Quelles en sont les conséquences ? La navigation autonome, pilotée et surveillée par l'IA, est-elle inévitablement pour bientôt ? Nous sommes impatients de le savoir. Se fier entièrement à la technologie comporte toutefois des risques. Notamment parce que le système météorologique est si complexe et chaotique qu'il ne pourra jamais être entièrement modélisé. Des incertitudes subsistent. Surtout lorsqu'il s'agit de situations météorologiques difficiles, pour lesquelles plusieurs modèles doivent être consultés afin d'établir des prévisions fiables.
Une fois de plus, il convient de citer les situations météorologiques extrêmes. Il ne sera certainement pas possible de les classer avec précision pendant un certain temps encore sans le savoir et la longue expérience des spécialistes de la météo.
Et justement, avec les outils de routage auxquels beaucoup se fient déjà volontiers, la plupart ne savent pas qu'ils ne prennent souvent en compte que le vent moyen. Les rafales ou autres paramètres d'intempéries ne sont pas pris en compte. Si l'on télécharge ensuite les données météorologiques, qui n'ont par exemple qu'une résolution temporelle de trois heures, il se peut que l'on ne voie pas du tout une situation d'intempérie qui se prépare.
Il est donc indispensable de connaître les principes de base de la formation et de l'évolution des conditions météorologiques, et de savoir les utiliser correctement. Mais il faut aussi savoir comment se servir de tous ces nouveaux outils fascinants. Enfin, on ne peut pas nier l'évolution rapide de la technique. Avec l'intention d'améliorer les prévisions météorologiques, elle va changer le monde de manière positive, du moins dans ce domaine.
Pour ma part, je suis impatient de voir où le voyage va nous mener dans les années à venir - et je veux absolument en faire partie.
Sur charts.ecmwf.int permet de consulter sur Internet tous les produits de données du Centre météorologique européen ECMWF. On y trouve non seulement les prévisions du modèle opérationnel et numérique traditionnel, également utilisé par exemple dans Windy.com ou d'autres applications météo privées ou commerciales. Au contraire, on y trouve déjà - tout en bas de la page très chargée - les nouveaux modèles d'IA et les résultats qu'ils produisent : Alors qu'il n'y a guère d'écarts notables pour une prévision à relativement court terme, de l'ordre de 24 heures, les différences sont tout de même significatives pour une période de prévision plus longue.

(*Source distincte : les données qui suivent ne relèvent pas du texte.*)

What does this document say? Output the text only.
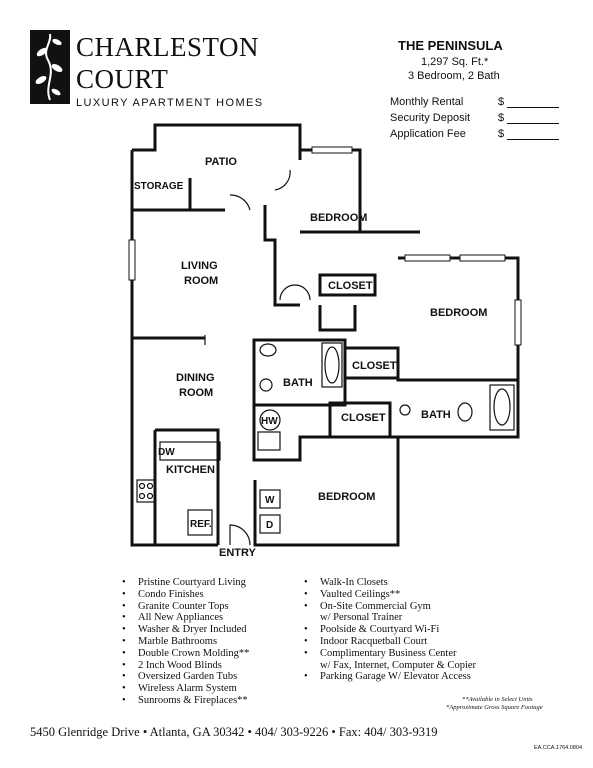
CHARLESTON
COURT
LUXURY APARTMENT HOMES
THE PENINSULA
1,297 Sq. Ft.*
3 Bedroom, 2 Bath
Monthly Rental	$
Security Deposit	$
Application Fee	$
PATIO
STORAGE
BEDROOM
LIVING
ROOM	CLOSET
BEDROOM
CLOSET
BATH
DINING
ROOM
HW	CLOSET	BATH
DW
KITCHEN
BEDROOM
W
D
REF.
ENTRY
• Pristine Courtyard Living
• Condo Finishes
• Granite Counter Tops
• All New Appliances
• Washer & Dryer Included
• Marble Bathrooms
• Double Crown Molding**
• 2 Inch Wood Blinds
• Oversized Garden Tubs
• Wireless Alarm System
• Sunrooms & Fireplaces**
• Walk-In Closets
• Vaulted Ceilings**
• On-Site Commercial Gym
w/ Personal Trainer
• Poolside & Courtyard Wi-Fi
• Indoor Racquetball Court
• Complimentary Business Center
w/ Fax, Internet, Computer & Copier
• Parking Garage W/ Elevator Access
**Available in Select Units
*Approximate Gross Square Footage
5450 Glenridge Drive • Atlanta, GA 30342 • 404/ 303-9226 • Fax: 404/ 303-9319
EA.CCA.1764.0804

Ci-dessus, à titre d'exemple, les cartes météo basées sur une prévision à dix jours de la répartition des pressions sur l'Europe du 31 juillet au 10 août 2024 : alors que le modèle numérique prévoit déjà une très puissante dépression au large de l'Irlande, les deux modèles d'IC prévoient également la formation de cette dépression, mais de manière encore nettement plus retardée et surtout beaucoup plus à l'ouest, avec le noyau seulement entre Terre-Neuve et le Groenland.

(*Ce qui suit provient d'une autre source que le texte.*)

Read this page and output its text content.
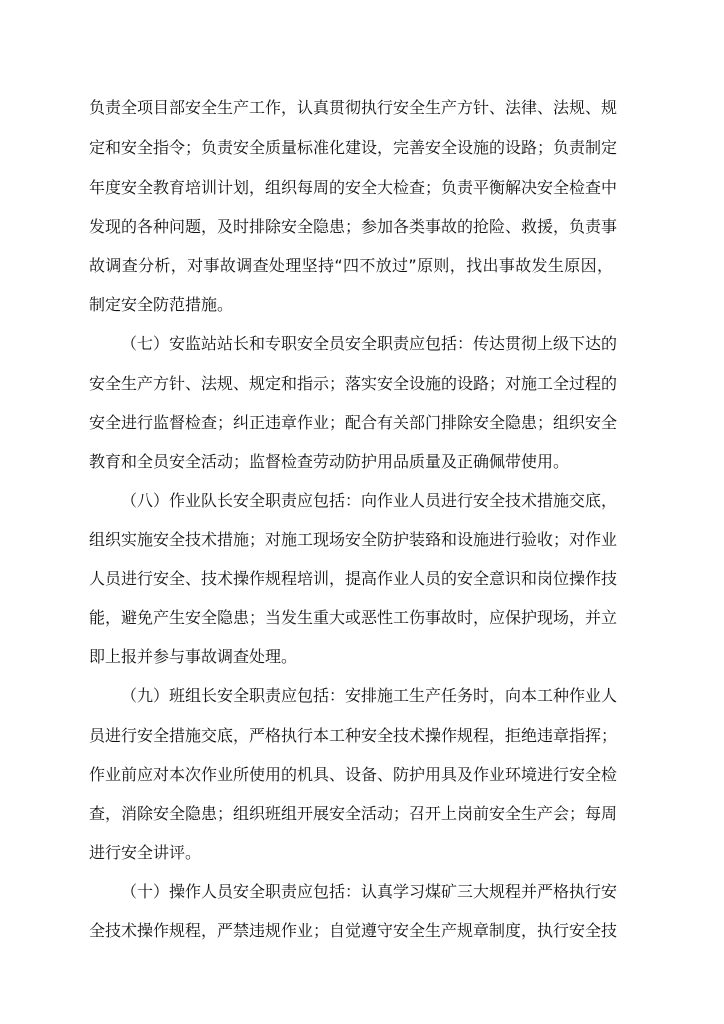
负责全项目部安全生产工作，认真贯彻执行安全生产方针、法律、法规、规
定和安全指令；负责安全质量标准化建设，完善安全设施的设路；负责制定
年度安全教育培训计划，组织每周的安全大检查；负责平衡解决安全检查中
发现的各种问题，及时排除安全隐患；参加各类事故的抢险、救援，负责事
故调查分析，对事故调查处理坚持“四不放过”原则，找出事故发生原因，
制定安全防范措施。
（七）安监站站长和专职安全员安全职责应包括：传达贯彻上级下达的
安全生产方针、法规、规定和指示；落实安全设施的设路；对施工全过程的
安全进行监督检查；纠正违章作业；配合有关部门排除安全隐患；组织安全
教育和全员安全活动；监督检查劳动防护用品质量及正确佩带使用。
（八）作业队长安全职责应包括：向作业人员进行安全技术措施交底，
组织实施安全技术措施；对施工现场安全防护装臵和设施进行验收；对作业
人员进行安全、技术操作规程培训，提高作业人员的安全意识和岗位操作技
能，避免产生安全隐患；当发生重大或恶性工伤事故时，应保护现场，并立
即上报并参与事故调查处理。
（九）班组长安全职责应包括：安排施工生产任务时，向本工种作业人
员进行安全措施交底，严格执行本工种安全技术操作规程，拒绝违章指挥；
作业前应对本次作业所使用的机具、设备、防护用具及作业环境进行安全检
查，消除安全隐患；组织班组开展安全活动；召开上岗前安全生产会；每周
进行安全讲评。
（十）操作人员安全职责应包括：认真学习煤矿三大规程并严格执行安
全技术操作规程，严禁违规作业；自觉遵守安全生产规章制度，执行安全技
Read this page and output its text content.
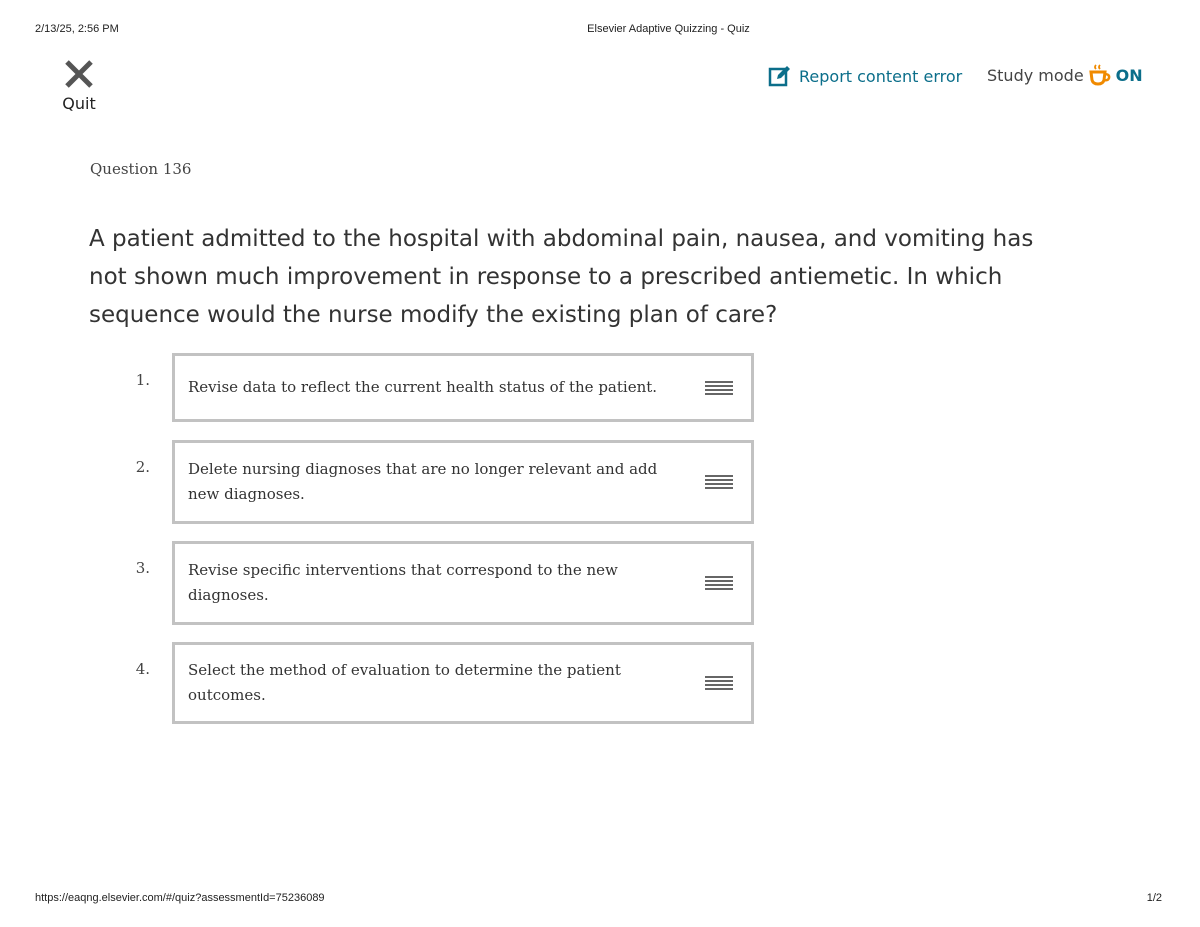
2/13/25, 2:56 PM	Elsevier Adaptive Quizzing - Quiz
Quit
Report content error Study mode ON
Question 136
A patient admitted to the hospital with abdominal pain, nausea, and vomiting has not shown much improvement in response to a prescribed antiemetic. In which sequence would the nurse modify the existing plan of care?
1.	Revise data to reflect the current health status of the patient.
2.	Delete nursing diagnoses that are no longer relevant and add new diagnoses.
3.	Revise specific interventions that correspond to the new diagnoses.
4.	Select the method of evaluation to determine the patient outcomes.
https://eaqng.elsevier.com/#/quiz?assessmentId=75236089	1/2
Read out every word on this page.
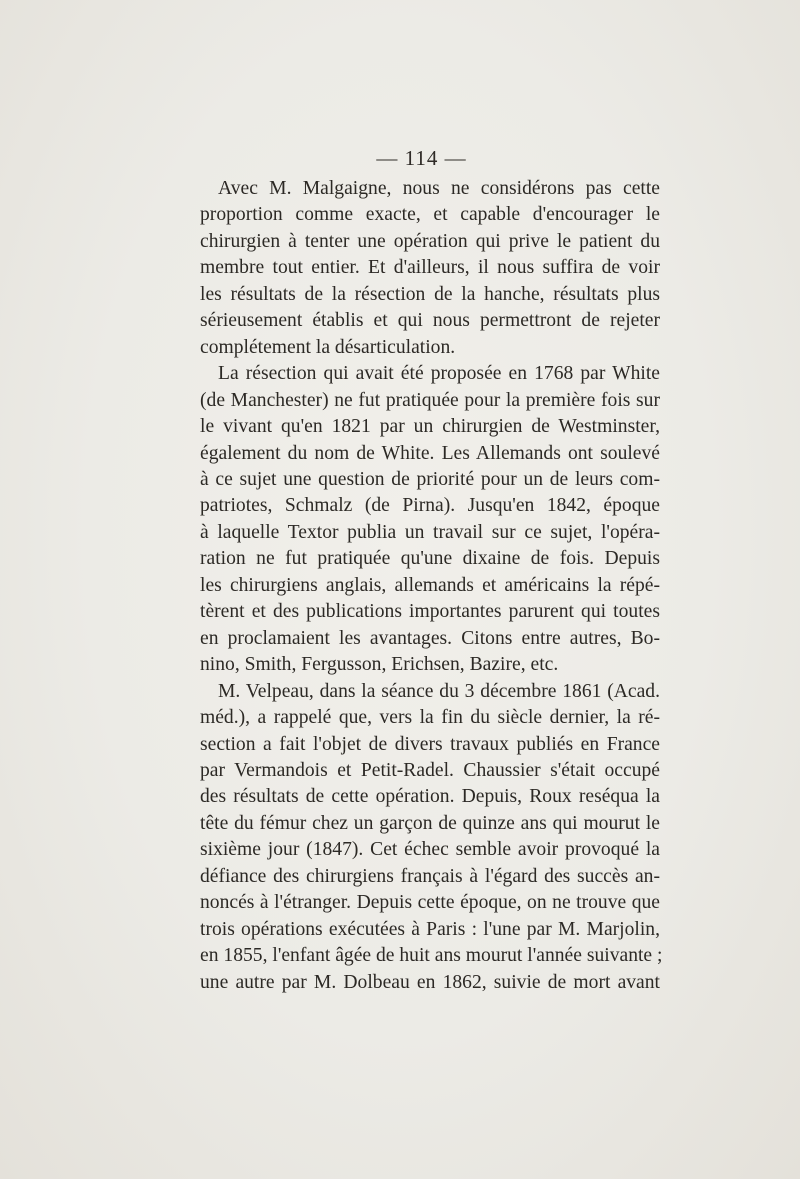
— 114 —
Avec M. Malgaigne, nous ne considérons pas cette
proportion comme exacte, et capable d'encourager le
chirurgien à tenter une opération qui prive le patient du
membre tout entier. Et d'ailleurs, il nous suffira de voir
les résultats de la résection de la hanche, résultats plus
sérieusement établis et qui nous permettront de rejeter
complétement la désarticulation.
La résection qui avait été proposée en 1768 par White
(de Manchester) ne fut pratiquée pour la première fois sur
le vivant qu'en 1821 par un chirurgien de Westminster,
également du nom de White. Les Allemands ont soulevé
à ce sujet une question de priorité pour un de leurs com-
patriotes, Schmalz (de Pirna). Jusqu'en 1842, époque
à laquelle Textor publia un travail sur ce sujet, l'opéra-
ration ne fut pratiquée qu'une dixaine de fois. Depuis
les chirurgiens anglais, allemands et américains la répé-
tèrent et des publications importantes parurent qui toutes
en proclamaient les avantages. Citons entre autres, Bo-
nino, Smith, Fergusson, Erichsen, Bazire, etc.
M. Velpeau, dans la séance du 3 décembre 1861 (Acad.
méd.), a rappelé que, vers la fin du siècle dernier, la ré-
section a fait l'objet de divers travaux publiés en France
par Vermandois et Petit-Radel. Chaussier s'était occupé
des résultats de cette opération. Depuis, Roux reséqua la
tête du fémur chez un garçon de quinze ans qui mourut le
sixième jour (1847). Cet échec semble avoir provoqué la
défiance des chirurgiens français à l'égard des succès an-
noncés à l'étranger. Depuis cette époque, on ne trouve que
trois opérations exécutées à Paris : l'une par M. Marjolin,
en 1855, l'enfant âgée de huit ans mourut l'année suivante ;
une autre par M. Dolbeau en 1862, suivie de mort avant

Les nouveaux modèles d'IA sont constamment comparés aux précédents. Leur comportement aussi. Et c'est ainsi que l'on observe par exemple l'activité des modèles entre eux. Si les graphiques évoluent de manière régulière, il faut s'attendre à peu de surprises dans les prévisions sur une période de dix jours. Seul le FuXI (un autre modèle d'IA) présente dans l'exemple un comportement très chaotique à partir du cinquième jour. En revanche, tous les autres modèles d'IA, qu'ils soient établis ou nouveaux, affichent une baisse détendue de la sécurité des prévisions. On considère d'ailleurs surtout les valeurs de 500 hPa, mesurées à environ 5,5 kilomètres d'altitude. Ce sont elles qui permettent le mieux de voir comment les hauts et les bas se comporteront également jusqu'au sol dans les prochains jours.
Il est tout simplement étonnant de constater que la plupart des modèles d'IA, comme c'est le cas ici dans l'exemple, ont un comportement similaire à celui des modèles AIFS et IFS établis du CEPMMT, et qu'ils présentent même déjà en partie une plus grande précision et sont moins sujets aux erreurs.